Select Committee on Foreign Affairs Minutes of Evidence


Examination of Witnesses (Questions 137-139)

RT HON JACK STRAW MP, MR TIM DOWSE AND MR PETER RICKETTS CMG

MONDAY 28 OCTOBER 2002

Chairman

  137. Foreign Secretary, may I on behalf of the Committee welcome you and your two colleagues to the continuation of our study into foreign policy aspects of the war against terrorism. You have with you Mr Peter Ricketts, Political Director, whom we have certainly met before, and of course Mr Tim Dowse, Head of the Non-Proliferation Department, who returns again. We met him last Thursday. Perhaps he should be permanently encamped here with the Committee. Foreign Secretary, I would like to begin with an update on the current position in New York at the Security Council. I well understand the constraints which lie on you because of the continuing negotiations, but can you at least begin by telling us this? It is said that the United States is losing patience with the lack of movement at the Security Council and if there is no agreed resolution by, say, the end of the week do you think there is a real danger that the US will indeed lose patience to the extent of seeking to go ahead on its own and dispense with the Security Council resolution?

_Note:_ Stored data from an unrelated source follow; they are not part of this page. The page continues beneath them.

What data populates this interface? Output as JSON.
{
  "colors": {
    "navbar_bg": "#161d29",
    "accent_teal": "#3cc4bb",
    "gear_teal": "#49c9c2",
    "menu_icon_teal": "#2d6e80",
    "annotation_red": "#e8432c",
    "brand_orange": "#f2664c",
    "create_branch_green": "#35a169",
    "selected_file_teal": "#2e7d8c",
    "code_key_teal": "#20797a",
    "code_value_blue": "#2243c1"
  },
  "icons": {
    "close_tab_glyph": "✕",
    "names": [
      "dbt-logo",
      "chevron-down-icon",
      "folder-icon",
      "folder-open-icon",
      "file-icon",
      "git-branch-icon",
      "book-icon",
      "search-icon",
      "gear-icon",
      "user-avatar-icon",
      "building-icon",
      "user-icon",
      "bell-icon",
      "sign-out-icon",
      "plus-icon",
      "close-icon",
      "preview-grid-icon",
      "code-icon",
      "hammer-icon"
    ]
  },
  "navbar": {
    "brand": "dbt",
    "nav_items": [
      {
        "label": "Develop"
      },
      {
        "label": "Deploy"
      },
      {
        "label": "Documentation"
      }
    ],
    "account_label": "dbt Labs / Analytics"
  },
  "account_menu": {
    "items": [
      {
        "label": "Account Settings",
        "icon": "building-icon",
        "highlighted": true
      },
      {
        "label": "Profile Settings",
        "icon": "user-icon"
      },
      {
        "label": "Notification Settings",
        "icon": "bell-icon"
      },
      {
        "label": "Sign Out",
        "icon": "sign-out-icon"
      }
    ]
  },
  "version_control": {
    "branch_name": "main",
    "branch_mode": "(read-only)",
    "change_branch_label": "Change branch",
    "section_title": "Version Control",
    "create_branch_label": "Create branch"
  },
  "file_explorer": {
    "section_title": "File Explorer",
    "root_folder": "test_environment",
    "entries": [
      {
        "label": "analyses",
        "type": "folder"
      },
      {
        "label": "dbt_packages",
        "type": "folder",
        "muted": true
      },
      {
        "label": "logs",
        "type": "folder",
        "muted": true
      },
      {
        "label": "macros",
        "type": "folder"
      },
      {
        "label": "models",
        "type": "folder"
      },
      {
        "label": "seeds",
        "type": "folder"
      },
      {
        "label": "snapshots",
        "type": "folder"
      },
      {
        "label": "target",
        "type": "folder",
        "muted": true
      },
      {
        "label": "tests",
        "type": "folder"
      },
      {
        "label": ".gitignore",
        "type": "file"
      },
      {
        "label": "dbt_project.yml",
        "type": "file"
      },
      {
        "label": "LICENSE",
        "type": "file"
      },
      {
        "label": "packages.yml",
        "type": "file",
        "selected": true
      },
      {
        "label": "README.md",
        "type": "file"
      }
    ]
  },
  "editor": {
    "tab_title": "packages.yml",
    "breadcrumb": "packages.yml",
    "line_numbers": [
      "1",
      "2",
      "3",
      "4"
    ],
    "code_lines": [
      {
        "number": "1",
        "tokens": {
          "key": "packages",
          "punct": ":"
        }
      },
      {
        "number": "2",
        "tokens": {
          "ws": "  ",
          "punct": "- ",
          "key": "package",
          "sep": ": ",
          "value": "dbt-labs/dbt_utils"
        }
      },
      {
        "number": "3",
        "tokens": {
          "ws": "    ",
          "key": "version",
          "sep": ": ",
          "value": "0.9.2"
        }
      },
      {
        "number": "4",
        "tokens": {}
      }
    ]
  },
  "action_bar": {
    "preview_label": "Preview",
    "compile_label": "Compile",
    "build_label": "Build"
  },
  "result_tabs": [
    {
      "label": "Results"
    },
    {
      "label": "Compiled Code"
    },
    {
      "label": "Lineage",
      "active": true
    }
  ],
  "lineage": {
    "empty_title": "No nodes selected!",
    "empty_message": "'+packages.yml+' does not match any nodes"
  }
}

  (Mr Straw) The United States Government has to answer for itself, point one. Point two is that these discussions about any Security Council resolution have been in the air since the speech made by President Bush on September 12, which must now be six and a half weeks ago, although it is also true that discussions amongst the P5 as a whole did not begin until about two weeks ago. It is now important that the Security Council reaches a conclusion. I am not going to put a deadline of the end of this week or the beginning of next on it because this does not work that way. In my view what is as important as, if not slightly more important than, reaching a timely conclusion is the nature of that conclusion and if it takes an extra day or an extra two days in order to bolt down some other aspect of the resolution and by doing so we then gain a wider measure of agreement, so much the better. Of course, all the parties, particularly those in the P5, recognise that we are towards the end of the negotiations and, speaking for the British Government, I hope very much that we are able to secure the resolution which is currently agreed by the widest number of people in the Security Council.

  138. So far as the key sticking points are concerned, would you confirm that one of them is the automaticity that the French are particularly concerned about, that there would be a danger of in one resolution going ahead without a reference back to the Security Council if there were to be non-compliance?
  (Mr Straw) It has been called automaticity. I do not think it is a very helpful description because none of the relevant drafts put forward at any stage has had within it any automatic trigger which moves from the resolution being agreed to military action without cause. If I can put the difficulty in a more complete way, Mr Chairman, it is this. On the one hand there are those, France and Russia particularly, who are concerned that the Security Council having in one resolution laid down the terms of the weapons inspections and what would amount to a failure by Iraq, and they are concerned that that resolution might be used in certain circumstances to justify military action. On the other side there are the United States and the United Kingdom with, if you like, the opposite concern, which is that we could end up with a situation where the future integrity of the whole of the international system of law is at stake: military action is necessary and palpably obvious and yet one or other member of the Security Council decides to veto it. It is how you square this circle which has been the matter in discussion. It is well known that it has been our position that we would have preferred a single resolution where everything was up front from the current failures by Iraq through to prescriptions related to the inspectors through to what would happen if those inspectors were not able to do their job properly all with one resolution. But we have also made it clear that we are ready, whilst that is a preference, to discuss a two-phase process and these discussions are now in hand.

  139. And the two-phase process would be a return to the Security Council before any question of military action is considered?
  (Mr Straw) Not before any question of military action can be considered because we do not know the full circumstances of what may happen once the inspectors go back and then the circumstances envisaged in which the whole international community believed that military action was fully justified without a necessity to return to the Security Council. In practice, however, let us be clear about this, that no single member—no two members—of the Security Council can control the agenda of the Security Council, so to a degree there has been some tilting at windmills here. However, by way of reassurance, we are happy for it to be said that matters should be able in all the circumstances to go back to the Security Council. Any member of the Security Council can have items put on the agenda of the Security Council and move resolutions. As I say, there has been this implication that somehow the US or the UK would control the agenda. It is not the case.